Grilled Turkey Burger with Avocado
Total Time: 30 minutes, plus time to chill
Yield: 6 servings
- ¼ cup breadcrumbs
- 1 egg
- 1 tablespoon Worcestershire sauce
- ½ teaspoon black pepper
- 2 pounds ground turkey
- 1 large red onion
- Vegetable oil for grilling
- 1 teaspoon kosher salt
- 6 slices cheddar or Swiss cheese
- 6 potato rolls
- 2 avocados, roughly mashed
- Miller Lite BBQ Sauce, for serving
- Miller Lite Whole-Grain Mustard, for serving
- ¾ cup lightly packed arugula
- 1 to 2 tomatoes, sliced
Directions:1. Before you make the burgers, make sure the turkey is very cold. If you’re in a hurry, you can spread it in a single layer on a rimmed baking sheet and freeze for 10 or 15 minutes, just until it’s well chilled all the way through.
2. In a large bowl, combine the breadcrumbs, egg, Worcestershire sauce, and black pepper. Add the turkey and mix just to incorporate. Gently shape it into 6 even patties, just a little wider than the rolls, and press a shallow thumbprint into the center of each. Refrigerate on a plate until you’re ready to grill.
3. Prepare the grill with medium-high heat on one side and low heat on the other, and let it get warm for at least 5 minutes. Slice the onion across to cut it into rings, about ½-inch each; try to keep the layers together. Brush oil all over the burger patties and the onion; sprinkle the salt evenly over the patties.
4. Add the patties and the onions to the grill over high heat. Cover and cook for 4 to 5 minutes per side, until the patties are firm with good grill markings and the onions start to char on the edges.
5. Move the patties to low (or indirect) heat and top each one with a slice of cheese. Meanwhile, split the rolls and toast over high heat for 20 to 30 seconds, until they are warm.
6. Spread the rolls with mashed avocado, Miller Lite BBQ Sauce, and Miller Lite Whole-Grain Mustard. Add the turkey burgers and top each one with a heap of arugula, a slice of tomato, and grilled onions. Serve immediately.
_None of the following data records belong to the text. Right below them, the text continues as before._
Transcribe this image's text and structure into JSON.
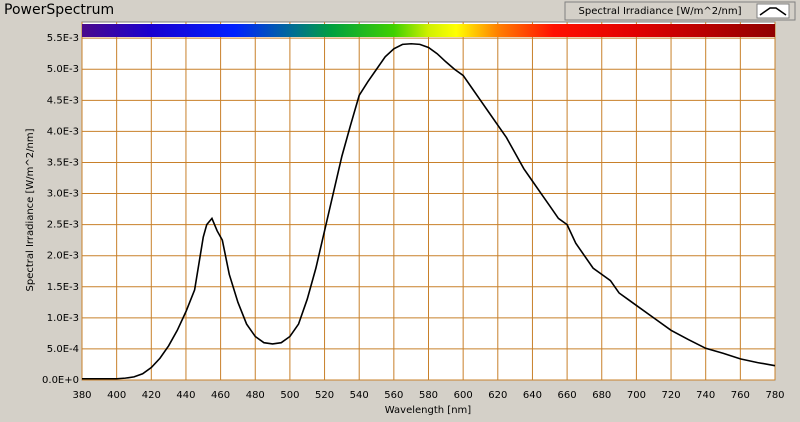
{
  "chart_data": {
    "type": "line",
    "title": "PowerSpectrum",
    "x_label": "Wavelength [nm]",
    "y_label": "Spectral Irradiance [W/m^2/nm]",
    "x": [
      380,
      390,
      400,
      405,
      410,
      415,
      420,
      425,
      430,
      435,
      440,
      445,
      450,
      452,
      455,
      458,
      461,
      465,
      470,
      475,
      480,
      485,
      490,
      495,
      500,
      505,
      510,
      515,
      520,
      525,
      530,
      535,
      540,
      545,
      550,
      555,
      560,
      565,
      570,
      575,
      580,
      585,
      590,
      595,
      600,
      605,
      610,
      615,
      620,
      625,
      630,
      635,
      640,
      645,
      650,
      655,
      660,
      665,
      670,
      675,
      680,
      685,
      690,
      695,
      700,
      710,
      720,
      730,
      740,
      750,
      760,
      770,
      780
    ],
    "series": [
      {
        "name": "Spectral Irradiance [W/m^2/nm]",
        "color": "#000000",
        "values": [
          2e-05,
          2e-05,
          2e-05,
          3e-05,
          5e-05,
          0.0001,
          0.0002,
          0.00035,
          0.00055,
          0.0008,
          0.0011,
          0.00145,
          0.0023,
          0.0025,
          0.0026,
          0.0024,
          0.00225,
          0.0017,
          0.00125,
          0.0009,
          0.0007,
          0.0006,
          0.00058,
          0.0006,
          0.0007,
          0.0009,
          0.0013,
          0.0018,
          0.0024,
          0.003,
          0.0036,
          0.0041,
          0.00458,
          0.0048,
          0.005,
          0.0052,
          0.00533,
          0.0054,
          0.00541,
          0.0054,
          0.00535,
          0.00525,
          0.00512,
          0.005,
          0.0049,
          0.0047,
          0.0045,
          0.0043,
          0.0041,
          0.0039,
          0.00365,
          0.0034,
          0.0032,
          0.003,
          0.0028,
          0.0026,
          0.0025,
          0.0022,
          0.002,
          0.0018,
          0.0017,
          0.0016,
          0.0014,
          0.0013,
          0.0012,
          0.001,
          0.0008,
          0.00065,
          0.00051,
          0.00043,
          0.00034,
          0.00028,
          0.00023
        ]
      }
    ],
    "xlim": [
      380,
      780
    ],
    "xticks": [
      380,
      400,
      420,
      440,
      460,
      480,
      500,
      520,
      540,
      560,
      580,
      600,
      620,
      640,
      660,
      680,
      700,
      720,
      740,
      760,
      780
    ],
    "ylim": [
      0,
      0.00576
    ],
    "yticks": [
      {
        "value": 0,
        "label": "0.0E+0"
      },
      {
        "value": 0.0005,
        "label": "5.0E-4"
      },
      {
        "value": 0.001,
        "label": "1.0E-3"
      },
      {
        "value": 0.0015,
        "label": "1.5E-3"
      },
      {
        "value": 0.002,
        "label": "2.0E-3"
      },
      {
        "value": 0.0025,
        "label": "2.5E-3"
      },
      {
        "value": 0.003,
        "label": "3.0E-3"
      },
      {
        "value": 0.0035,
        "label": "3.5E-3"
      },
      {
        "value": 0.004,
        "label": "4.0E-3"
      },
      {
        "value": 0.0045,
        "label": "4.5E-3"
      },
      {
        "value": 0.005,
        "label": "5.0E-3"
      },
      {
        "value": 0.0055,
        "label": "5.5E-3"
      }
    ],
    "grid": true,
    "grid_color": "#c8802a"
  }
}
Miller Lite Whole-Grain Mustard
Total Time: 5 minutes, plus time to soak
Yield: About 2 cups
- ½ cup mustard seeds (yellow, brown, or a combination)
- ½ cup apple cider vinegar
- ½ cup Miller Lite
- ¼ cup honey or agave syrup
- 1 teaspoon kosher salt
Directions:1. In a small bowl, add the mustard seeds and cover with vinegar and Miller Lite. Add in the honey and the salt and stir to combine. Cover the bowl with plastic wrap and let soak overnight in the refrigerator, so the seeds absorb some of the liquid.
2. Add mustard seeds and all their soaking liquid to a blender. Puree until the mixture is pretty smooth, with a few mustard seeds still whole. Use immediately or store in an airtight container in the refrigerator for up to 1 week.
Miller Lite BBQ Sauce
Total Time: 40 minutes
Yield: About 2½ cups
- 1 tablespoon olive oil
- 1 jalapeño, stem removed, with membranes and seeds for additional heat
- 4 garlic cloves
- 2 cups ketchup
- 1 cup Miller Lite
- ¼ cup orange juice
- ¼ cup brown sugar
- ½ teaspoon kosher salt
- ½ teaspoon ground cumin
- ¼ teaspoon ground coriander
- ¼ teaspoon chili powder
Directions:1. Heat the oil in a saucepan over medium heat. Add the jalapeños and cook until they start to soften approximately 5 to 6 minutes. Add the garlic and cook for another 30 seconds or so, until it becomes fragrant.
2. Add the ketchup, Miller Lite, orange juice, brown sugar, salt, and spices. Bring to a boil, then simmer, stirring occasionally, until it’s thick, 30 minutes or so. Remove from the heat and blitz in a food processor until smooth.